For this activity, you will need two curved cards. You can either print out an image of them, then cut it out or use a compass, pencil and ruler to make the image yourself.

If you have a printer
1. Print out this image of the two cards. (90 kb image file, opens in a new window).
2. Cut out the curved cards from the paper.

To make two cards using a compass, ruler and pencil

animation: the steps to drawing the cards
  1. Draw a circle with a 5 cm radius.
  2. Using the same centre, draw another circle with an 8cm radius. Keep your compass at this radius it will be used again in step 4.
  3. Draw a line that runs through the centre of the circles.
  4. Place the point of the compass where the line crosses the outer circle. Mark where the pencil end of the compass crosses the outer circle.
  5. Draw a line through your mark and the centre of the circle.
  6. Cut out the curved card shapes.

Once you have your cards

1. Two cards facing the same way

Place them next to each other, so the curves are facing the same way. Which card looks larger?

2.

Swap the cards around. Which card looks larger now?

3. Two curved cards facing away from each other.

Turn one card around. Which card looks larger now?

4.

Place one card on top of the other, to see they are both the same size.

5.

If you like, try doing the same thing with three or four cards. Does the effect still happen?

What's happening?

You should find that when you hold the cards with the curves facing the same way, one will look larger than the other. Like many optical illusions, this effect depends on how our brain interprets the information it receives from our eyes.

Our brain has as much to do with how we see things as our eyes. Our eyes receive light, but there is a large part of our brain, called the occipital lobe, responsible for analysing the signals from our eyes and constructing an image of the world around us.

The way our brains try to work out which card is larger is by looking at the sides where they are close together.

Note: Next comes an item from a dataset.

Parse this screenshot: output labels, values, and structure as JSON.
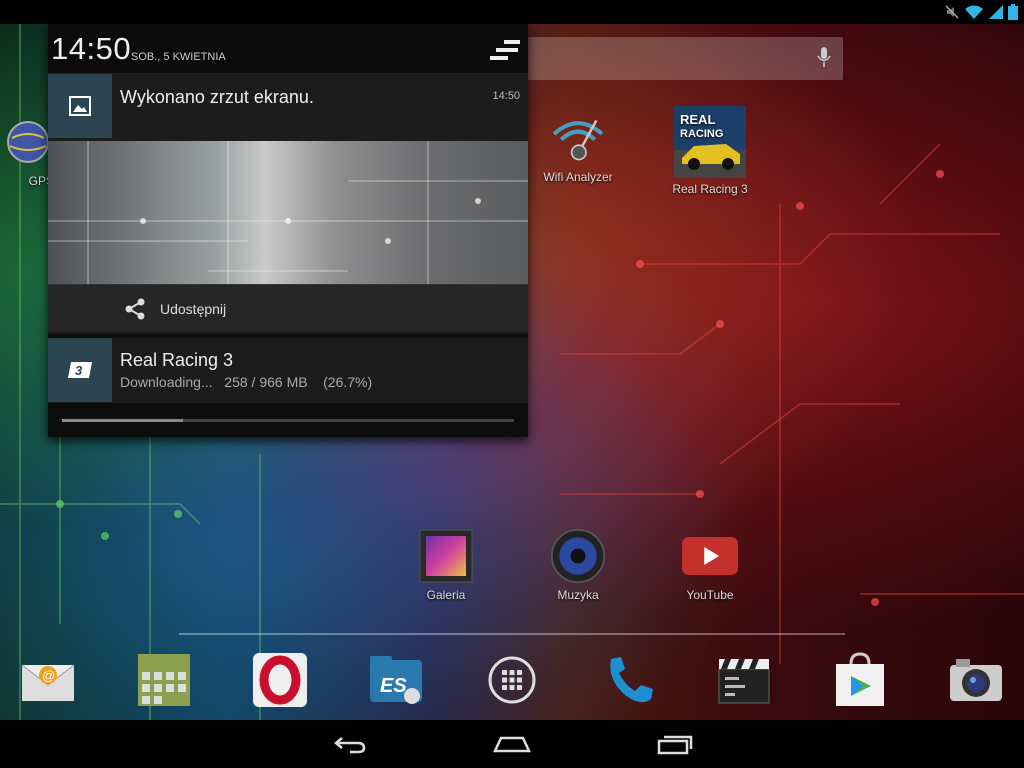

Since the long side of one card is next to the short side of the other, our brains interpret that as meaning that card is larger than the other, even though we know they are the same size.

When we hold the cards so the sides that are next to each other are the same length, we can see that the cards are the same size.

During the first few years of our lives, our brains gradually learns to understand what our eyes are seeing, such as judging distances or how large objects are. Although the methods our brains use are pretty effective, there are times when they can produce false results, such as this optical illusion.

Seeing how our brains can be fooled by optical illusions help us to understand how our brains process the signals from our eyes. This particular illusion is one of my favourites because it is so simple there are no complicated lines or patterns that you often find in optical illusion. I also like it because you have a physical object you can move around, rather than just images on a page.

Applications

  • Engineers who design car dashboards or aircraft cockpits need to design them so the people using them can find important information quickly and easily. Understanding how our brains process information can help provide the best layout of instruments and controls.